Choose the change strategy
Use the smallest compatible strategy:
Change |
Strategy |
|---|---|
New business outcome |
Add a new event case |
New data not required for old history |
Add optional data or a new event version |
Field renamed in source only |
Keep its serialized name or provide compatibility decoding |
Field meaning changes |
Create a new event case or version |
Type moves namespace or assembly |
Keep the registered journal name |
Old event no longer affects current state |
Keep a fold case that applies its historical meaning |
Do not change an old event's meaning to match a new rule. Replay must reproduce the decision that was recorded at the time, not reinterpret history using today's rule.
Keep readers ahead of writers
For a rolling deployment:
- deploy code that can read both the old and new event shapes;
- verify recovery and projection replay on that version;
- deploy code that starts writing the new shape;
- remove old decoding only after no stored event or active node needs it.
If old and new nodes exchange commands or saga messages, both versions must understand every shape used during the overlap.
Add compatibility tests
Keep representative serialized events from the previous release as test fixtures. Verify that the new code can deserialize them and fold them into the expected state. Also replay a mixed history containing old and new event cases.

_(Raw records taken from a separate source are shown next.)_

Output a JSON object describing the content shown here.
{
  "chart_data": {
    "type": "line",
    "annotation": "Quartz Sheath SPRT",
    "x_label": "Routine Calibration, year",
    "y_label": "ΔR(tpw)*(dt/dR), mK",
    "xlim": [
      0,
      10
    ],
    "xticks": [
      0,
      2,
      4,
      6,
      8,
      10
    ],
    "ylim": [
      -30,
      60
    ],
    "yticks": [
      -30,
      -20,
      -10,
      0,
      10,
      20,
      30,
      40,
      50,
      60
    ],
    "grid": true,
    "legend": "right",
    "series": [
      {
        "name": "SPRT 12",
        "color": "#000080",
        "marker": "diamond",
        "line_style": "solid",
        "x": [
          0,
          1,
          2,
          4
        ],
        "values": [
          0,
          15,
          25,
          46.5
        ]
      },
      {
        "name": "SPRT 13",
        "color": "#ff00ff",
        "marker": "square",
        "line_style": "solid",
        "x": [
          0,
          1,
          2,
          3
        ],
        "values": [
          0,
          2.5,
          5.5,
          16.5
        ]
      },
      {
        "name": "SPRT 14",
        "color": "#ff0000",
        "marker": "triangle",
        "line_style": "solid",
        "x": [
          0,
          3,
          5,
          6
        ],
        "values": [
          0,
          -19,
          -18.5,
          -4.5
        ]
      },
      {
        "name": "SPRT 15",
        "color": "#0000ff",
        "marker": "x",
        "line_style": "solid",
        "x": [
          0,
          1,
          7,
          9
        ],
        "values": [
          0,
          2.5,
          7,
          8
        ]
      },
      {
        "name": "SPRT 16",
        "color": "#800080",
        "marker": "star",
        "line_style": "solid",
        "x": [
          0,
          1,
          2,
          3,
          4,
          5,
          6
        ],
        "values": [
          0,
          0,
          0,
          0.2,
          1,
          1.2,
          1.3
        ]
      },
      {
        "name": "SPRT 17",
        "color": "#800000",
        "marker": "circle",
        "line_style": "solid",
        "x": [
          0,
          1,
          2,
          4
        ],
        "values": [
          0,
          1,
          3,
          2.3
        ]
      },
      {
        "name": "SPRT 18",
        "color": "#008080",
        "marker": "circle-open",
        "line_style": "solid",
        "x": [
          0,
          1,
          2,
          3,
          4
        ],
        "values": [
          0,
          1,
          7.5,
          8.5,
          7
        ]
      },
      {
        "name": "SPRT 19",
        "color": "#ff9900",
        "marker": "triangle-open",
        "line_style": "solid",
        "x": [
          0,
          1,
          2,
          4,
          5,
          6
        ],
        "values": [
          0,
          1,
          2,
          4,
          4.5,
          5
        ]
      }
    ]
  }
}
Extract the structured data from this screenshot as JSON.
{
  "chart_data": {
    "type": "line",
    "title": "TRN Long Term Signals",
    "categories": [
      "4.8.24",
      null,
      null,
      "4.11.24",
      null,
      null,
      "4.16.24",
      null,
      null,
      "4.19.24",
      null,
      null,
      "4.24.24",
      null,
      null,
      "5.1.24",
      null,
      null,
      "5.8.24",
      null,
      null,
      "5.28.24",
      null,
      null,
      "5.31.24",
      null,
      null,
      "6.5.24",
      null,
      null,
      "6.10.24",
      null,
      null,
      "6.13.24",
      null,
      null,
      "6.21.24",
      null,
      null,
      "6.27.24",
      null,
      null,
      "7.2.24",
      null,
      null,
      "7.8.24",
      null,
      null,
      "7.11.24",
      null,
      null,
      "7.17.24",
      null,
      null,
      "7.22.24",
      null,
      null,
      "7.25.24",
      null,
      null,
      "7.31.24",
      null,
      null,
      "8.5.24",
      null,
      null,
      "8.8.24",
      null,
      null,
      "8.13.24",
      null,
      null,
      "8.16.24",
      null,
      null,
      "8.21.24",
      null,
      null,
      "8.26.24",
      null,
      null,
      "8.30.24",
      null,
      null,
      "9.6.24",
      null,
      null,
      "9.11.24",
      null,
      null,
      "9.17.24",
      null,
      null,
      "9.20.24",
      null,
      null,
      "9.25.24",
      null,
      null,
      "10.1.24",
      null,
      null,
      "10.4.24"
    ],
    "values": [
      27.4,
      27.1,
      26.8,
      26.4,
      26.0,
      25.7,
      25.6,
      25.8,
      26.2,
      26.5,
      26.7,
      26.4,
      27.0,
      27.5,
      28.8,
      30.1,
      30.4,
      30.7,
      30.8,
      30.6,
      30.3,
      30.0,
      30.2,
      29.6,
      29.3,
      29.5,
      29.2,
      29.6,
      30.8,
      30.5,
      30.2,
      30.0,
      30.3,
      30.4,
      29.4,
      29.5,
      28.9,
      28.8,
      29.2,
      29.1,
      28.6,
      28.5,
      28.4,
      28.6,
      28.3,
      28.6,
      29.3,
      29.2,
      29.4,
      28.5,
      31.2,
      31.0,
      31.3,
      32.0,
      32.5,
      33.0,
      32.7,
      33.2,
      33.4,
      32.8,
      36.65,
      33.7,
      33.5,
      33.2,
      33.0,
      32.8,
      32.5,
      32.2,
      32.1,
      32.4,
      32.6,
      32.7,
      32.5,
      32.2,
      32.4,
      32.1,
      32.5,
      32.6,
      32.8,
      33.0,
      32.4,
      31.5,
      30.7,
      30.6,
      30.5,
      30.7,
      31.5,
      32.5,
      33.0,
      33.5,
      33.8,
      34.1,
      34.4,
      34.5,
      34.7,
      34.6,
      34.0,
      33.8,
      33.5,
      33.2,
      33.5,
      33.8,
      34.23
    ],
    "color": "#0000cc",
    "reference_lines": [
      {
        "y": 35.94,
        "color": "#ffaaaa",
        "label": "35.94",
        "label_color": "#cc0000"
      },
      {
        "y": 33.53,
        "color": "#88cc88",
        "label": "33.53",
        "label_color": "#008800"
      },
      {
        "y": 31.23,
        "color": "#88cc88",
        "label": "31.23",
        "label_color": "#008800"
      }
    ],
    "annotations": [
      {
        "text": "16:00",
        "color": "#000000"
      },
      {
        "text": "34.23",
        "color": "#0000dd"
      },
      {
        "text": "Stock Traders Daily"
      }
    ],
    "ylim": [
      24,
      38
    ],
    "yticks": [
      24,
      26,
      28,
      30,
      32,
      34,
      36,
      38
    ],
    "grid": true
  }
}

Test projections with the same mixed history. Aggregate recovery succeeding does not prove that every read model understands the new event.
Rebuild derived data
When an event remains valid but a projection interpretation changes, leave the journal alone. Deploy the corrected projection and rebuild its read model.
Stable journal names handle type identity. They do not automatically migrate event fields or meanings. Those changes remain part of the application's compatibility design.